Jumat, 18 Maret 2022

Episode 29 Perjodohan Membawa Bahagia

 Episode 29 Perjodohan Membawa Bahagia

 

Perjodohan Membawa Bahagia

Kata-kata yang Kania ucapkan, mampu membuat Brian takjub akan hati tulus yang gadis itu miliki. Brian benar-benar salut pada kata-kata yang Kania ucapkan padanya barusan. Ia seperti telah menemukan apa yang ia cari selama ini sekarang.

“Benarkah kamu tidak peduli dengan fisik? Bagaimana jika fisik yang aku miliki terlihat sangat mengerikan dan menakutkan? Apa kamu juga tidak akan memperdulikannya?” tanya Brian untuk memastikan sekali lagi apa yang ia pikirkan pada Kania.

“Sepertinya apa yang aku katakan barusan sudah jelas, Brian. Aku tidak akan mempermasalahkan soal fisik orang lain. Sekalipun fisiknya berbeda jauh dari manusia pada umumnya, alias jelek atau menakutkan sekalipun. Itu sepertinya tidak penting untuk dipermasalahkan. Yang paling penting itu adalah, hatinya, kelembutan dan sikap orang itu. Jika hatinya tulus dan ia baik, maka tidak ada masalahnya bagiku, sekalipun ia buruk rupa.”

“Kalau begitu, bagaimana jika aku meminta kamu mencintai aku dengan semua kekurangan yang aku miliki saat ini? Apa kamu sanggup?”

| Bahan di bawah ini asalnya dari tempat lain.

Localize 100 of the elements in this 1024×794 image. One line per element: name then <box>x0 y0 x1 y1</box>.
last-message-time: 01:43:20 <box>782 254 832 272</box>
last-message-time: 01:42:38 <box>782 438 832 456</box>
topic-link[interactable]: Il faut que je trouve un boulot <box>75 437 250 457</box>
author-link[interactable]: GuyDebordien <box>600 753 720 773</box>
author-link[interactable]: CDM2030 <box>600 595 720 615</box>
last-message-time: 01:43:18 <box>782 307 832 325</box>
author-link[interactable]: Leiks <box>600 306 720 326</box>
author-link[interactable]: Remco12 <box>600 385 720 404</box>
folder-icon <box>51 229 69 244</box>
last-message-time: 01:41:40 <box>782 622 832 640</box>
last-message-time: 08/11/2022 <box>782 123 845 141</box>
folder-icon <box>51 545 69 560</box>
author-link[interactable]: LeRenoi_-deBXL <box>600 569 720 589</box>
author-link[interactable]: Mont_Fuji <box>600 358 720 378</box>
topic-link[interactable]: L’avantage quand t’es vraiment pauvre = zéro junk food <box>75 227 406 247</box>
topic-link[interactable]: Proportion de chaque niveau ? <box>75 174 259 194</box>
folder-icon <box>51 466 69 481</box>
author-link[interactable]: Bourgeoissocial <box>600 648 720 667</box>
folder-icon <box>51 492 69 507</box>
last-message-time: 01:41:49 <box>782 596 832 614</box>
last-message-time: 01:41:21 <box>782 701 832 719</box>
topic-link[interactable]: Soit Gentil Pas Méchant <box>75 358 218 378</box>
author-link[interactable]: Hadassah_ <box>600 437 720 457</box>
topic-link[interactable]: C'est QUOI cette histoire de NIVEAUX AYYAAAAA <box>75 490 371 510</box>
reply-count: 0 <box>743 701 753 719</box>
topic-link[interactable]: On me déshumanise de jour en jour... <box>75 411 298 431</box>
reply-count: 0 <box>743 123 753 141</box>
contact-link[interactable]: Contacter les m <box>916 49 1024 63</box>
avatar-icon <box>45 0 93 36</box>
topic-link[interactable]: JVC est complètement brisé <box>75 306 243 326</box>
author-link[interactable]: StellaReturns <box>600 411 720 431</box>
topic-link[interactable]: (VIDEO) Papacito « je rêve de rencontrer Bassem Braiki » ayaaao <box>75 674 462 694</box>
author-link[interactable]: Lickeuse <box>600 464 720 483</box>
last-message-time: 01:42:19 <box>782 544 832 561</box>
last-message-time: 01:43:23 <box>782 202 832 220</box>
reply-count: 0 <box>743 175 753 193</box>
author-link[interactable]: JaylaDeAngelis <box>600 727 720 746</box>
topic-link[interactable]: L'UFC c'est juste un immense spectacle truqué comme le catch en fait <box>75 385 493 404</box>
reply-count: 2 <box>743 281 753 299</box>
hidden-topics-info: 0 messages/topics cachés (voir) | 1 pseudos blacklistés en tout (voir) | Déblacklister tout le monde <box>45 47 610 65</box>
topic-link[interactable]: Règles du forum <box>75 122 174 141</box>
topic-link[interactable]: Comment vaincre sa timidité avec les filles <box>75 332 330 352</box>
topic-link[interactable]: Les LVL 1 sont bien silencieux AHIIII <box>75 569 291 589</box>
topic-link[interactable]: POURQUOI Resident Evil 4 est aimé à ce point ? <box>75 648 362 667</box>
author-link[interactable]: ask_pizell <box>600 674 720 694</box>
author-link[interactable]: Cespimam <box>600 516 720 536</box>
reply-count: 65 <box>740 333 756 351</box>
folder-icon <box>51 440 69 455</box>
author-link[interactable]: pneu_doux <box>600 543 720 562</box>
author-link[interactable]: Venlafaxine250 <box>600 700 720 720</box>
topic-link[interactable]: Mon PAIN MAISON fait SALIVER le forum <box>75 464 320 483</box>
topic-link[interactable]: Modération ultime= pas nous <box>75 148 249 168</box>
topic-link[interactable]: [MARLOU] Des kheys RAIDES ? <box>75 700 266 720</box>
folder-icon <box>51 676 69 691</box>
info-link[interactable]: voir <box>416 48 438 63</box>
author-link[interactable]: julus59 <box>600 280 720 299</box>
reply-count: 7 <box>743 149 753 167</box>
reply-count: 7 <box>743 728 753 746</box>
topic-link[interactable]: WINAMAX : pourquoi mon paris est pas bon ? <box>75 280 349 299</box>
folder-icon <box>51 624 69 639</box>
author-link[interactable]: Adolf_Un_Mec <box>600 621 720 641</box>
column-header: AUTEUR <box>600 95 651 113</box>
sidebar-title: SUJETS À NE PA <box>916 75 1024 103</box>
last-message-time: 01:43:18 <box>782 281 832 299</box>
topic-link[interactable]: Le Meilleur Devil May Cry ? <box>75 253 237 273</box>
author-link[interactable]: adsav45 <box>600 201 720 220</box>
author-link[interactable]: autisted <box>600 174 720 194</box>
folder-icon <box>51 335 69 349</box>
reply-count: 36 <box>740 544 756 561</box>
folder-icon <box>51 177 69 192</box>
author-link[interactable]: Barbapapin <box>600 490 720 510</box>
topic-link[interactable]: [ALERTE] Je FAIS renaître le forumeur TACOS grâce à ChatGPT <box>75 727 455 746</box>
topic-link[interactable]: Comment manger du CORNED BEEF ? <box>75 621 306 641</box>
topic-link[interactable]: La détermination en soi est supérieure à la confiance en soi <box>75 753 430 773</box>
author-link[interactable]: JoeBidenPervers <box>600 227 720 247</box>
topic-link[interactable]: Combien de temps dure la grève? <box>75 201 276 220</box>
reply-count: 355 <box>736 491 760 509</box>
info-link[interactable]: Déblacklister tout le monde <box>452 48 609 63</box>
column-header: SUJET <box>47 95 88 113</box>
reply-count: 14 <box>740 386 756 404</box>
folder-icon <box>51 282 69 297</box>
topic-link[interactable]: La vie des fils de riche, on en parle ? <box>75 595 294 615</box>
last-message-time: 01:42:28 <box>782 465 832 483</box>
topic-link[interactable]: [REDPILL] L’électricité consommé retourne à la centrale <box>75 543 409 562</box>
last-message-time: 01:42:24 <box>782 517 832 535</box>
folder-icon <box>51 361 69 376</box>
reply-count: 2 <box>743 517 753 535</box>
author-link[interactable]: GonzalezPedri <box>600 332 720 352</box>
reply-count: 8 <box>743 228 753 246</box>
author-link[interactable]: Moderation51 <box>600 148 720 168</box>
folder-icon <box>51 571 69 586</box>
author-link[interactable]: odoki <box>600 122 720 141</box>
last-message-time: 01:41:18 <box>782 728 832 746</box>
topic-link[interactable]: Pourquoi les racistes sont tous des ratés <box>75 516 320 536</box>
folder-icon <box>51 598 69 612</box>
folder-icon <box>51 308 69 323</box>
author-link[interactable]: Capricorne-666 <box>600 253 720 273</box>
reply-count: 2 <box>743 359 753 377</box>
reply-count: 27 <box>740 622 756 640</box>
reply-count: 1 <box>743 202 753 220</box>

Kania kaget bukan kepalang. Ia tidak tahu apa yang harus ia jawab. Karena di satu sisi, ia masih belum yakin dengan perasaan yang ada dalam hatinya. Sedangkan di sisi lain, ia tidak ingin menolak karena ia tahu, Brian pasti berpikir, kalau apa yang ia bicarakan itu hanya omongan membuat belaka.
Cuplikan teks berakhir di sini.